The rest of his article is very informative, and I suggest you check it out.
That ‘big ass server’ is not going to be cheap. Professor Titus Brown provides some numbers in “How much compute power do you need for next-gen sequencing?”
In summary:
Hard disk: $5000/yr (not counting RAID, NAS, permanent backups, etc.)
Compute: approx. 8 medium computers, $40,000/yr (not counting air conditioning)
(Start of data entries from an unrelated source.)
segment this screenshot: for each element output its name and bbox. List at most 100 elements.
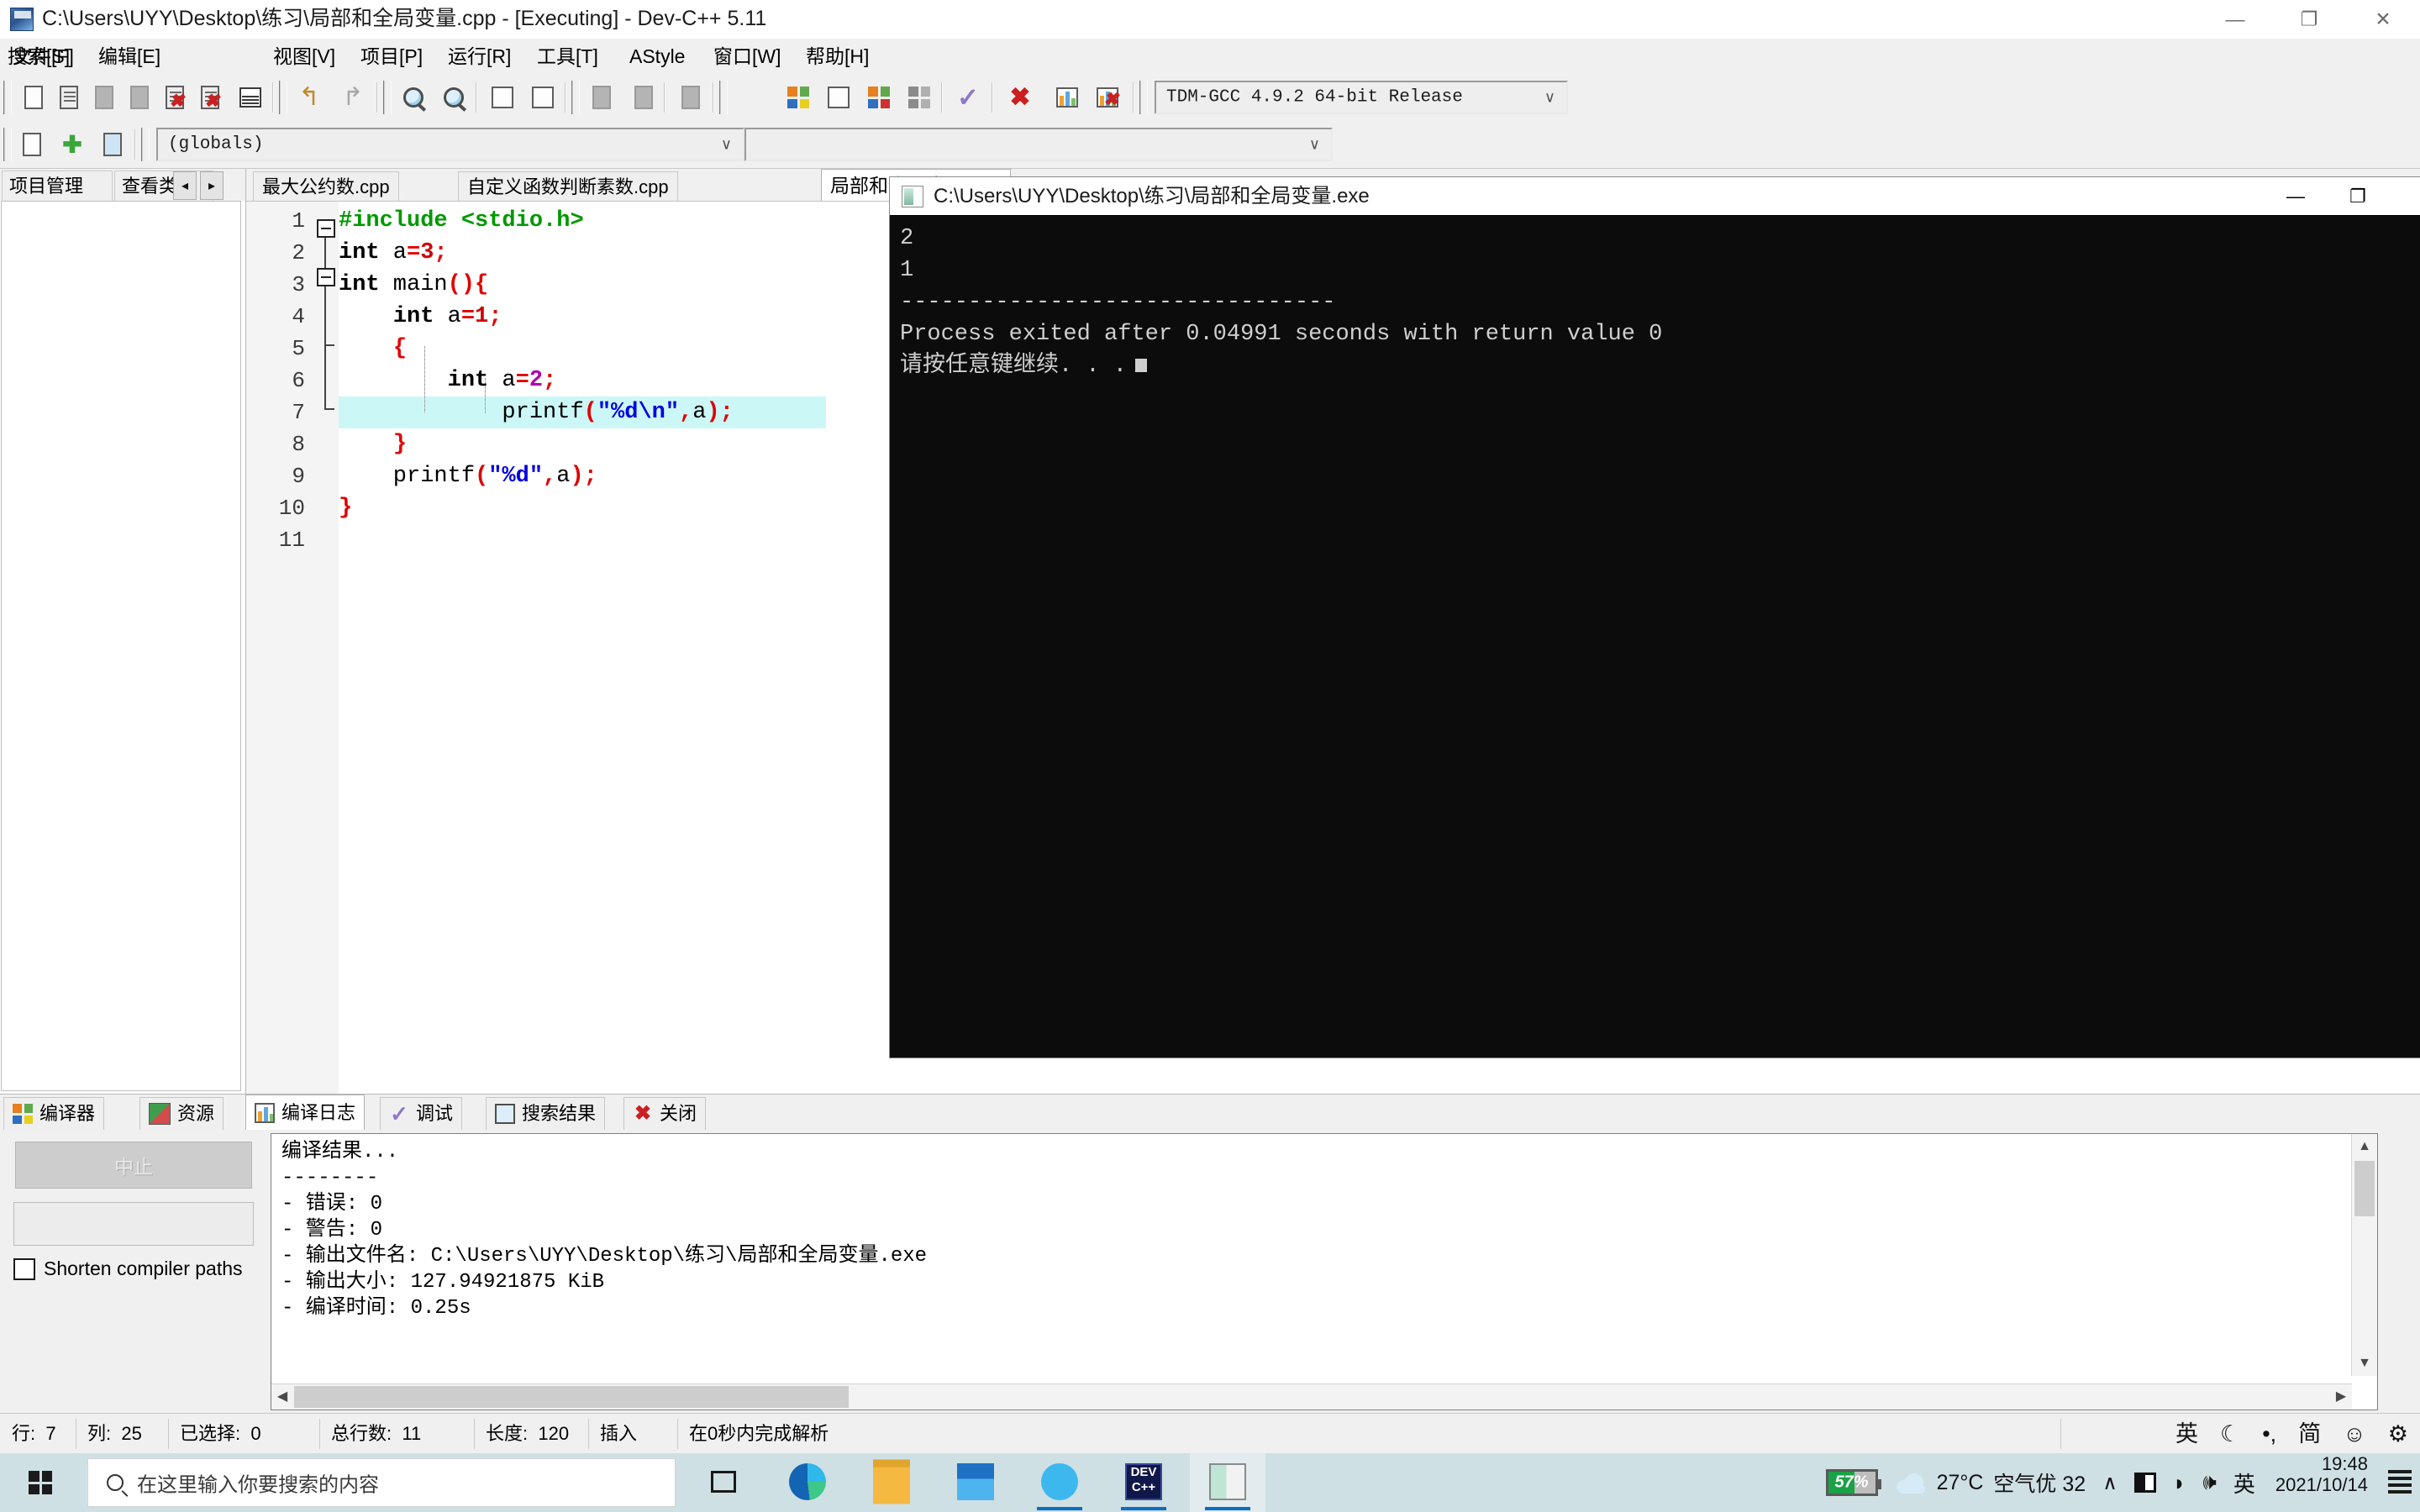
code-line[interactable]: {	[339, 333, 407, 365]
left-panel-next-button[interactable]: ▸	[200, 171, 224, 200]
console-minimize-button[interactable]: —	[2265, 177, 2327, 215]
left-panel-prev-button[interactable]: ◂	[173, 171, 197, 200]
rebuild-button[interactable]	[902, 81, 936, 114]
tray-ime-icon[interactable]: 英	[2225, 1453, 2264, 1512]
start-button[interactable]	[0, 1453, 81, 1512]
member-combo[interactable]: ∨	[744, 128, 1333, 161]
options-button[interactable]	[674, 81, 708, 114]
simplified-icon[interactable]: 简	[2298, 1422, 2321, 1446]
profile-button[interactable]	[1050, 81, 1084, 114]
console-output[interactable]: 2 1 -------------------------------- Pro…	[890, 216, 2420, 1058]
tab-project-manager[interactable]: 项目管理	[2, 171, 113, 201]
taskbar-task-view-button[interactable]	[686, 1453, 761, 1512]
indent-button[interactable]	[526, 81, 560, 114]
forward-button[interactable]	[627, 81, 660, 114]
add-button[interactable]: ✚	[55, 128, 89, 161]
taskbar-edge-button[interactable]	[770, 1453, 845, 1512]
window-minimize-button[interactable]: —	[2198, 0, 2272, 39]
back-button[interactable]	[585, 81, 618, 114]
toolbar-grip[interactable]	[279, 81, 287, 114]
log-horizontal-scrollbar[interactable]: ◀ ▶	[271, 1383, 2352, 1410]
code-line[interactable]: printf("%d\n",a);	[339, 396, 733, 428]
syntax-check-button[interactable]: ✓	[951, 81, 985, 114]
open-file-button[interactable]	[52, 81, 86, 114]
moon-icon[interactable]: ☾	[2220, 1422, 2240, 1446]
compile-run-button[interactable]	[862, 81, 896, 114]
taskbar-search-input[interactable]: 在这里输入你要搜索的内容	[87, 1458, 676, 1507]
toolbar-grip[interactable]	[3, 128, 12, 161]
taskbar-file-explorer-button[interactable]	[854, 1453, 929, 1512]
gear-icon[interactable]: ⚙	[2388, 1422, 2408, 1446]
tab-close[interactable]: ✖ 关闭	[623, 1097, 707, 1130]
run-button[interactable]	[822, 81, 855, 114]
goto-line-button[interactable]	[486, 81, 519, 114]
taskbar-clock[interactable]: 19:48 2021/10/14	[2264, 1453, 2380, 1512]
taskbar-mail-button[interactable]	[938, 1453, 1013, 1512]
save-all-button[interactable]	[123, 81, 156, 114]
fold-marker-line5[interactable]	[317, 268, 335, 286]
taskbar-console-button[interactable]	[1190, 1453, 1265, 1512]
emoji-icon[interactable]: ☺	[2343, 1422, 2366, 1446]
toolbar-grip[interactable]	[383, 81, 392, 114]
abort-button[interactable]: 中止	[15, 1142, 252, 1189]
scroll-up-icon[interactable]: ▲	[2352, 1134, 2377, 1159]
console-window[interactable]: C:\Users\UYY\Desktop\练习\局部和全局变量.exe — ❐ …	[889, 176, 2420, 1058]
code-line[interactable]: }	[339, 492, 352, 524]
menu-tools[interactable]: 工具[T]	[529, 43, 606, 70]
toolbar-grip[interactable]	[1139, 81, 1148, 114]
editor-tab-1[interactable]: 自定义函数判断素数.cpp	[458, 171, 678, 202]
scroll-thumb[interactable]	[294, 1386, 849, 1408]
editor-tab-0[interactable]: 最大公约数.cpp	[253, 171, 399, 202]
compile-log-output[interactable]: 编译结果... -------- - 错误: 0 - 警告: 0 - 输出文件名: C:…	[271, 1133, 2378, 1410]
shorten-paths-row[interactable]: Shorten compiler paths	[13, 1257, 243, 1280]
scope-combo[interactable]: (globals) ∨	[156, 128, 744, 161]
menu-edit[interactable]: 编辑[E]	[91, 43, 168, 70]
project-tree[interactable]	[1, 201, 241, 1091]
replace-button[interactable]	[437, 81, 471, 114]
taskbar-devcpp-button[interactable]: DEV C++	[1106, 1453, 1181, 1512]
save-button[interactable]	[87, 81, 121, 114]
compiler-set-combo[interactable]: TDM-GCC 4.9.2 64-bit Release ∨	[1155, 81, 1568, 114]
tray-expand-button[interactable]: ∧	[2094, 1453, 2126, 1512]
menu-help[interactable]: 帮助[H]	[798, 43, 876, 70]
console-maximize-button[interactable]: ❐	[2327, 177, 2389, 215]
tab-compiler[interactable]: 编译器	[3, 1097, 105, 1130]
print-button[interactable]	[234, 81, 267, 114]
code-folding-gutter[interactable]	[313, 202, 339, 1095]
close-file-button[interactable]: ✖	[158, 81, 192, 114]
tab-resource[interactable]: 资源	[139, 1097, 224, 1130]
window-maximize-button[interactable]: ❐	[2272, 0, 2346, 39]
display-settings-icon[interactable]	[2126, 1453, 2165, 1512]
code-line[interactable]: int main(){	[339, 269, 488, 301]
scroll-right-icon[interactable]: ▶	[2330, 1384, 2352, 1410]
menu-view[interactable]: 视图[V]	[266, 43, 343, 70]
delete-profile-button[interactable]: ✖	[1091, 81, 1124, 114]
ime-lang-toggle[interactable]: 英	[2175, 1422, 2198, 1446]
punctuation-icon[interactable]: •,	[2262, 1422, 2276, 1446]
find-button[interactable]	[397, 81, 430, 114]
network-icon[interactable]: ◗	[2165, 1453, 2195, 1512]
menu-project[interactable]: 项目[P]	[353, 43, 430, 70]
new-file-button[interactable]	[17, 81, 50, 114]
code-line[interactable]: int a=1;	[339, 301, 502, 333]
window-close-button[interactable]: ✕	[2346, 0, 2420, 39]
menu-window[interactable]: 窗口[W]	[706, 43, 789, 70]
battery-indicator[interactable]: 57%	[1818, 1453, 1886, 1512]
toolbar-grip[interactable]	[571, 81, 580, 114]
compile-button[interactable]	[781, 81, 815, 114]
taskbar-sogou-button[interactable]	[1022, 1453, 1097, 1512]
code-line[interactable]: int a=3;	[339, 237, 448, 269]
code-line[interactable]: }	[339, 428, 407, 460]
undo-button[interactable]: ↰	[292, 81, 326, 114]
scroll-left-icon[interactable]: ◀	[271, 1384, 293, 1410]
code-line[interactable]: #include <stdio.h>	[339, 205, 584, 237]
tab-search-results[interactable]: 搜索结果	[486, 1097, 606, 1130]
menu-astyle[interactable]: AStyle	[622, 43, 692, 70]
tab-class-browser[interactable]: 查看类	[114, 171, 213, 201]
volume-icon[interactable]: 🕪	[2194, 1453, 2224, 1512]
insert-button[interactable]	[15, 128, 49, 161]
tab-compile-log[interactable]: 编译日志	[245, 1095, 366, 1131]
menu-search[interactable]: 搜索[S]	[0, 43, 77, 70]
log-vertical-scrollbar[interactable]: ▲ ▼	[2351, 1134, 2377, 1376]
stop-button[interactable]: ✖	[1003, 81, 1037, 114]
Memory: 1x bigmem computer minimum, $50,000/yr (not counting air conditioning)
-–
The numbers above feel OK to me, but may be a little bit light. If I was doing nothing other than running such a center, I’d want about double that (so figure $100-200k/year, hardware costs), which would result in a fair amount of overcapacity that others could use. But if I had to give the minimum budget, $100k/year for preliminary sequence analysis sounds about right.
On his blog, Professor Brown has several helpful articles about cloud computing. I found the following comment interesting from his article The sky is falling! The sky is falling! -
As Narayan has eloquently argued many times, it no longer makes sense for most institutions to run their own HPC, if you take into account the true costs of power, AC, and hardware. The only reason it looks like HPCs work well is because of the way institutions play games with funny money (a.k.a. “overhead charges”), channeling it to HPC behind the scenes - often with much politicking involved. If, as a scientist, your compute is “free” or even heavily subsidized, you tend not to think much about it. But now that we have to scale those clusters 10s or 100s or 1000s of X, to deal with data 100s or 1e6s of times as big, institutions will no longer be able to afford to build their own clusters with funny money. And they’ll have to charge scientists for the true computational cost of their work – or scientists will have to use the cloud. Either way, people will be exposed to how much it really costs to run, say, BLAST against 100,000,000 short reads. And soon thereafter they’ll stop doing such foolish things.
Please let me know, if you see other helpful comments on the above topic.